PRAIRIE VILLAGE, Kan. -- Starting soon, ten police departments in Johnson County will have a trained specialist assisting officers on mental health calls. The new initiative aims to better help people facing depression, anxiety and other disorders.
Now one metro mother wonders if this new specialist would’ve saved her daughter’s life.
“The minute I open my eyes, I think of her. When I go to bed at night she's the last one I think of.”
For Beverly Stewart, it feels like it was just yesterday. She heard over the radio, a 47-year-old was shot and killed by police in her Prairie Village apartment.
“I thought 'Oh my god, I hope it's not Susan,'" Stewart said.
But it was. Police responded to a 911 call from Susan Stuckey. She was suicidal, threatening to burn down the complex. Officers broke down her door and Stuckey had a knife.
An officer shot her three times, killing her.
“You go through, 'I should've, I could've I would've.' You think about all those things,” Stewart said.
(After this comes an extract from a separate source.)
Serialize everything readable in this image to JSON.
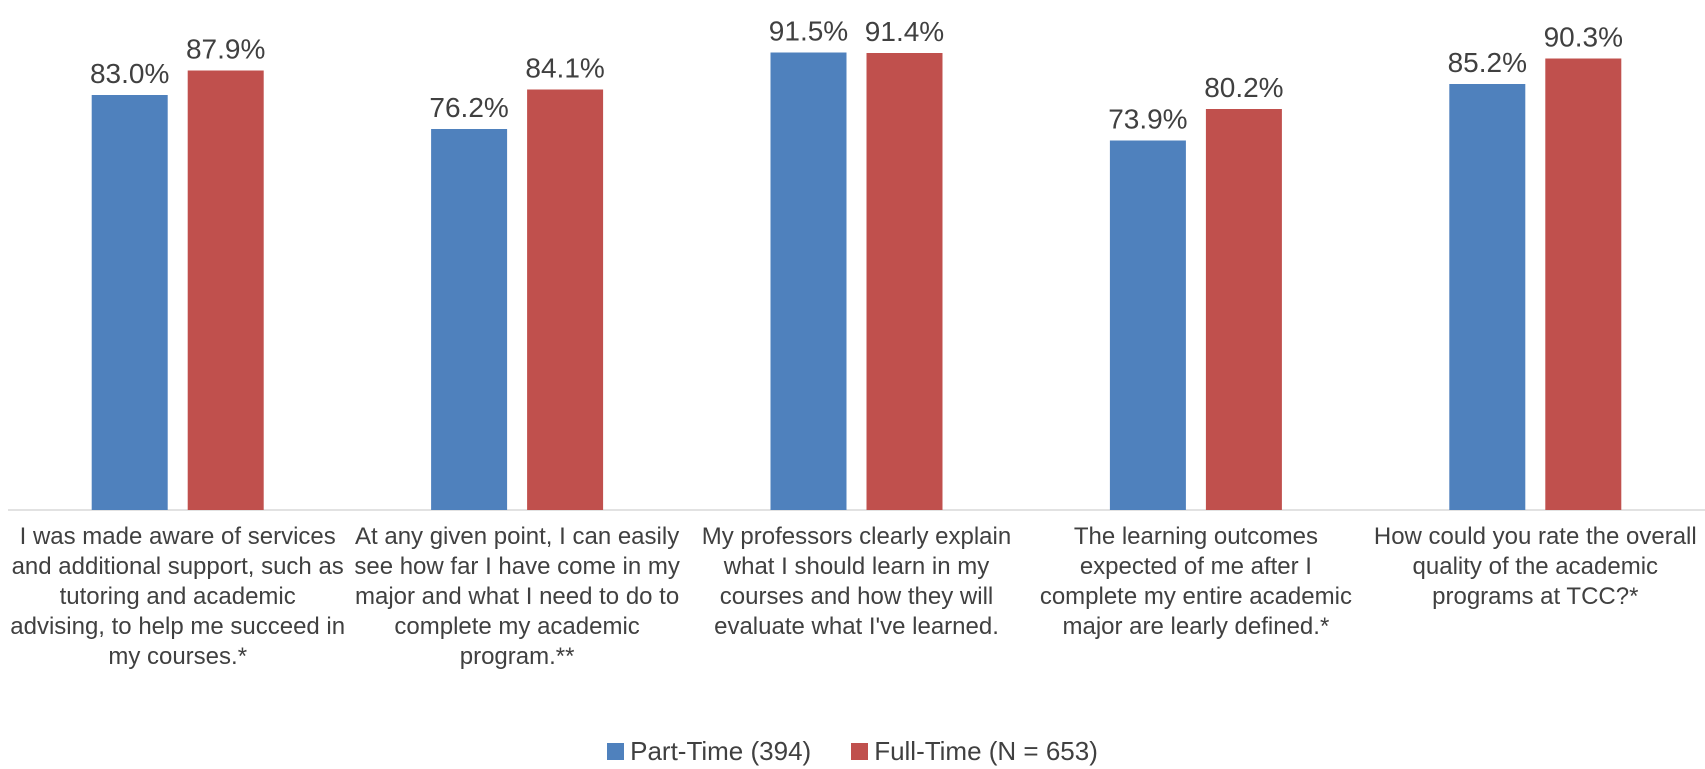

Stewart said her daughter had been raped twice and battled a deep depression. While the department said it followed protocol, Stewart wishes more could have been done to save her daughter’s life.
“That was the worst day of my entire life. I'll never get over it.”
Although the department’s newest initiative might not have saved Susan, Steward believes it will save people who face the same battles her daughter did.
This year, ten police departments in Johnson County are teaming up with a trained specialist to help them respond to mental health calls. The specialist will work the hours those calls come in most frequently and be available to help all the departments.
“There could be many people out there, whose lives could be saved by having this specialist.”
The ten cities will split the cost of the specialist -- $95,000. The specialist will start at this department later on this year.